En ce sens, la décision allemande est un coup matériel (car cela va
sans doute réduire ses voies de financement) mais aussi politique. Cela
renforce l’isolement de l’organisation et renforce ses ennemis comme
l’État israélien et l’Arabie Saoudite, sans mentionner les États-Unis.
Pour ces régimes, il est inconcevable de voir encore un Hezbollah fort
au Liban.
La décision allemande renforce également la politique de « pression
maximale » des États-Unis à l’égard de l’Iran, principal allié du
Hezbollah. Alors que l’Allemagne adopte une attitude de dialogue et
négociation avec le régime de Téhéran, la déclaration du Hezbollah comme
une organisation terroriste pourrait peut-être marquer un tournant de
la position allemande. Mais en même temps, cela pourrait être utilisé au
contraire pour accentuer la pression sur l’Iran dans le cadre de leurs
négociations.
Une mesure impérialiste
Pour nous il n’y a aucun doute que le Hezbollah est une organisation
bourgeoise et réactionnaire. Elle s’est placée systématiquement contre
les mobilisations populaires progressistes au Liban et dans la région ;
elle a participé à la guerre en Syrie du côté de Bachar al-Assad et
commis des crimes atroces contre l’humanité. Récemment, lors des
mobilisations anti-gouvernementales au Liban, des militants du Hezbollah
sont allés jusqu’à attaquer des manifestants.

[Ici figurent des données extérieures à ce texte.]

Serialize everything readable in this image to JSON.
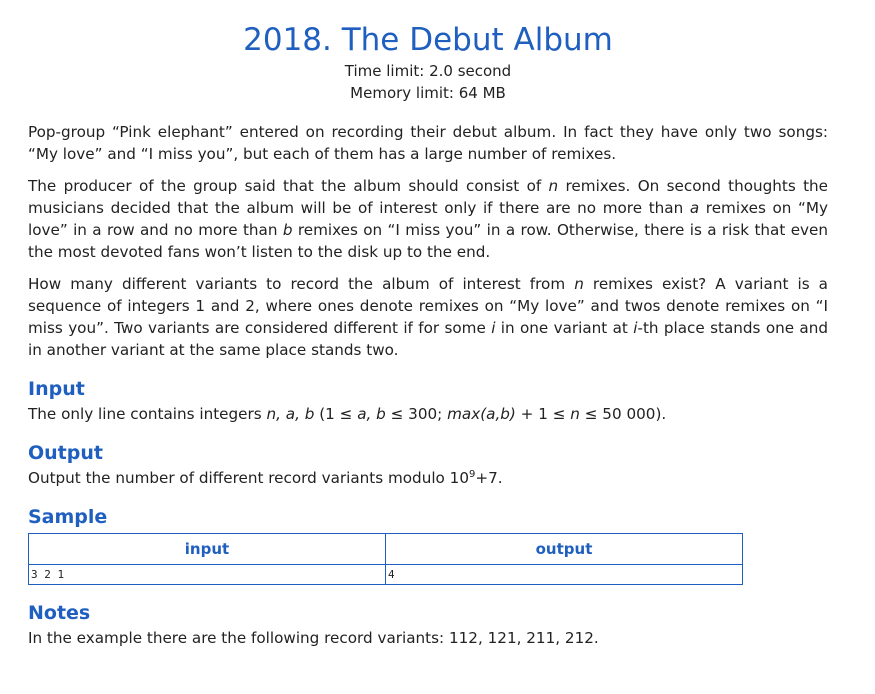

Cependant, la décision allemande de placer l’organisation chiite dans
la liste de formations terroristes relève de l’hypocrisie et de
l’arrogance impérialiste. Ces mêmes pays qui célèbrent la décision
allemande sont coupables de crimes contre l’humanité et même d’actes de
terrorisme d’État, comme c’est le cas de l’État israélien, ou encore de
crimes contre l’humanité comme l’Arabie Saoudite au Yémen, sans parler
de la longue histoire de crimes soutenus ou directement commis par
l’impérialisme nord-américain ou allemand. Malgré le caractère
réactionnaire du Hezbollah, ce serait une erreur fatale pour le
mouvement ouvrier de soutenir la décision impérialiste.